What is the role for Zionism in the 21st Century? Today’s common narrative, advanced in the American movement by its leader Justice Louis Brandeis in the early 20th Century, was a homeland for Jews in need (which, of course, does not include American Jews since we already live in “the City (Jerusalem) on the Hill”). And for a Jewish People of that period facing pogroms in the Old Word, that may have sufficed. 

And then the Holocaust.

Most Jews today see “Zionism” as supporting Israel, that 19th Century dream realized. And of course this is obvious and necessary. But Zionism in the 21st Century has a far larger responsibility even than Israel. And it is this larger purpose that is described in my most recent blog. And it was a Comment to that “blog,” Chapter 14, American Insecurity/American Zionism, that I provide the outline and rationale to Zionism in the 21st Century below.
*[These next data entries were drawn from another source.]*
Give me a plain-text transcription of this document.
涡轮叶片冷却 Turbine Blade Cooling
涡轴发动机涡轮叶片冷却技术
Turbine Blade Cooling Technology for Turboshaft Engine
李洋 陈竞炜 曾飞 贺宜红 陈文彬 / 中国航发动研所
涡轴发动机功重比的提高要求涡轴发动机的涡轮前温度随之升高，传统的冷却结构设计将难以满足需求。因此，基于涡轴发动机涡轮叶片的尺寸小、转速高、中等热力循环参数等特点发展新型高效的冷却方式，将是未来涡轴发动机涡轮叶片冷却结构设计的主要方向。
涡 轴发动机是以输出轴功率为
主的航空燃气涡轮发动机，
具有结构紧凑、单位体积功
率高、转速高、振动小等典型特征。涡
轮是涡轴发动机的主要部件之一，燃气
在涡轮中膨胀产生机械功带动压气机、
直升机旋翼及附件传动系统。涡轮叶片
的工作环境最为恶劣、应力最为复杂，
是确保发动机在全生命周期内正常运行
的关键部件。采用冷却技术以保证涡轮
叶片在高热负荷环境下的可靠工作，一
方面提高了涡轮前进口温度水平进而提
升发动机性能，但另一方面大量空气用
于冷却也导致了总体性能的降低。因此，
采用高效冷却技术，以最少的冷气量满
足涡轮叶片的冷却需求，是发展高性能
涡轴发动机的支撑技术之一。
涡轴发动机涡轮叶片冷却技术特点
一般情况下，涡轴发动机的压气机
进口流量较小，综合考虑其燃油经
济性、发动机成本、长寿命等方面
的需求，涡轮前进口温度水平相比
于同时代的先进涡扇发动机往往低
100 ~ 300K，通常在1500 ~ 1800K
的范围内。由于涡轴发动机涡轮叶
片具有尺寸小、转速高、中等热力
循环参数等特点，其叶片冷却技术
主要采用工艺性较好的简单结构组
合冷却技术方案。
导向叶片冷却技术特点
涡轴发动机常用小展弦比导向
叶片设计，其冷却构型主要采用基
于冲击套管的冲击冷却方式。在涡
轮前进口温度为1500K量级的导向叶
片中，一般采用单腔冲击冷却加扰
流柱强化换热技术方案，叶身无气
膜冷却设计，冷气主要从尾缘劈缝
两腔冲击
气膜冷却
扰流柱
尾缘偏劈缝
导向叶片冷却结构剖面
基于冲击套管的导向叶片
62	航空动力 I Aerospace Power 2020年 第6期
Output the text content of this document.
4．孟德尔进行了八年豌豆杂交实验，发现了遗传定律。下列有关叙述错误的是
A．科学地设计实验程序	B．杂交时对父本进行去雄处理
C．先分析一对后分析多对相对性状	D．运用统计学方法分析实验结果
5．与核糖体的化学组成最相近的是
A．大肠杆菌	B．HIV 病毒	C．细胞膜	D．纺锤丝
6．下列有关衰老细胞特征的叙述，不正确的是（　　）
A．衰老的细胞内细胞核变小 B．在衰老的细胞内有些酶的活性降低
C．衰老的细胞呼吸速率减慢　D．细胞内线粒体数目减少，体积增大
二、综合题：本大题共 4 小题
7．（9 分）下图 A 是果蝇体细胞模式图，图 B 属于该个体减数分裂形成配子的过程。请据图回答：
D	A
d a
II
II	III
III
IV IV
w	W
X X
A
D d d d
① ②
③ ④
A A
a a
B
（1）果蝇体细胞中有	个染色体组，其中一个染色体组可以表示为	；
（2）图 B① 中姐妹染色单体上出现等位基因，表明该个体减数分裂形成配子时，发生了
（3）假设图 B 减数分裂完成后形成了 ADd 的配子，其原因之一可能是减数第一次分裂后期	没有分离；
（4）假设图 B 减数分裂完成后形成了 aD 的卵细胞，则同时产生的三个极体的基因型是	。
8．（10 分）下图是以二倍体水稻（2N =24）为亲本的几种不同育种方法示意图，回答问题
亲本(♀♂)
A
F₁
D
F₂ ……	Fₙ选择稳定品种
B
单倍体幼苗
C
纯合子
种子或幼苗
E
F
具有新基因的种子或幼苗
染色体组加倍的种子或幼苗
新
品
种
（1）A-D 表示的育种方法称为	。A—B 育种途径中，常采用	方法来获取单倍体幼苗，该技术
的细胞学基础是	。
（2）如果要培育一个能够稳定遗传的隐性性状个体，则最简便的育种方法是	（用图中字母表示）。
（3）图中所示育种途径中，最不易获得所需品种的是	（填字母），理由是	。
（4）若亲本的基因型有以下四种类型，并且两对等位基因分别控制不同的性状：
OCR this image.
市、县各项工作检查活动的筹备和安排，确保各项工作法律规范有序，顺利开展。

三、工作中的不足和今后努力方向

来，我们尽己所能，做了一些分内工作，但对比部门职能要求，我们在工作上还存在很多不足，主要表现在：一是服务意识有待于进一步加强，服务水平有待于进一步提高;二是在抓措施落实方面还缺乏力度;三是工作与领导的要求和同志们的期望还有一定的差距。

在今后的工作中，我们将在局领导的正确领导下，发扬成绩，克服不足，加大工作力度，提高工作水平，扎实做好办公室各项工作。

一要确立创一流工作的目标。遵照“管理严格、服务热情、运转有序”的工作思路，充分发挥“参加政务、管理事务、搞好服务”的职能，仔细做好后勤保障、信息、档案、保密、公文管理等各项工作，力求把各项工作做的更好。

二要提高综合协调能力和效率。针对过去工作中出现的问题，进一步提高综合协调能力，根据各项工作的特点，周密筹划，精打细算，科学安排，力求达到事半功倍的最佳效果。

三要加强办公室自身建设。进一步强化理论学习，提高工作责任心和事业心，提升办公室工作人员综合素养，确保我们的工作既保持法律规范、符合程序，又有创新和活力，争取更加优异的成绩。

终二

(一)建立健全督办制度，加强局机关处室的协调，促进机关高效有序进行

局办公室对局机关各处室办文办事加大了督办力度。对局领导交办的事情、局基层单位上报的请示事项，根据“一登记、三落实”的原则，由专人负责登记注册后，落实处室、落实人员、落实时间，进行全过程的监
But first the initiating Comment:

Commenter: Perfect historical summary; not a word to change.

However, history as a lesson carries a dilemma: -Ignoring it is disastrous, -Taking it at the face value is just as disastrous. I can see two points having important implications for us: A) Jabotinsky and B) Zionism.

A) Jabotinsky warning. It had only one impact, for himself; after the Shoah he could say – look how clever I was -. As for the Diaspora, the impact was null, nobody cared a damn. Its repetition at the face value by DT in his blog is like throwing a rose petal to Pacific and expecting a tsunami. Nobody will care a damn.

B) Zionism’s original definition “the Jewish national movement of rebirth and renewal in the land of Israel”, striped of reificatory “national” and poetical “rebirth’s” and “renewal’s” boils down to “Jewish movement of creating the state of Israel”. Thus, glaringly, this movement achieved its goal in 48 and does not exist henceforth in its original sense.

It clearly exists and is promoted by DT in some other sense which I don’t quite get and ask here for its brief elucidation.

 

DT: You kept it simple and direct, Commenter, and I will respond in kind.

“Commenter: A) Jabotinsky’s warning.”

DT: Whatever its impact in 1937 and after, and I agree it was nil (which, I suspect, will also my efforts or any other’s more eloquent effort amount to since the challenge is to the human capacity to deny that which we choose not to see). Jabotinsky stated that which is undeniably true, that the Diaspora is our graveyard. Interestingly the threat turned lethal in the age of secularism, particularly since, and here we agree, Fichte (Johann Gottlieb Fichte was a German philosopher and a founder of German Idealism, considered inspiration for pan-German nationalism and National Socialism).

“Eliminate the Diaspora or the Diaspora will surely eliminate you!” is as clear and direct a warning as possible. Still deniable. But difficult to ignore.

“Commenter: B) Zionism’s original definition”

DT: The original “definition” responded to the Jewish Problem as expressed in the late 19th Century. And you are certainly correct that the goal was attained in 1948.

The 19th Century had no way of anticipating secularism’s contribution to solving the Jewish Problem, EXTERMINATION as Solution to the Problem. And so the definition of Zionism is how warn a complacent Diaspora that the Holocaust was the first such effort; provide a response, a Jewish response allowing our physical survival, to the extermination of every Jew on the planet?

This is the Jewish Problem Zionism in the 21st Century must confront.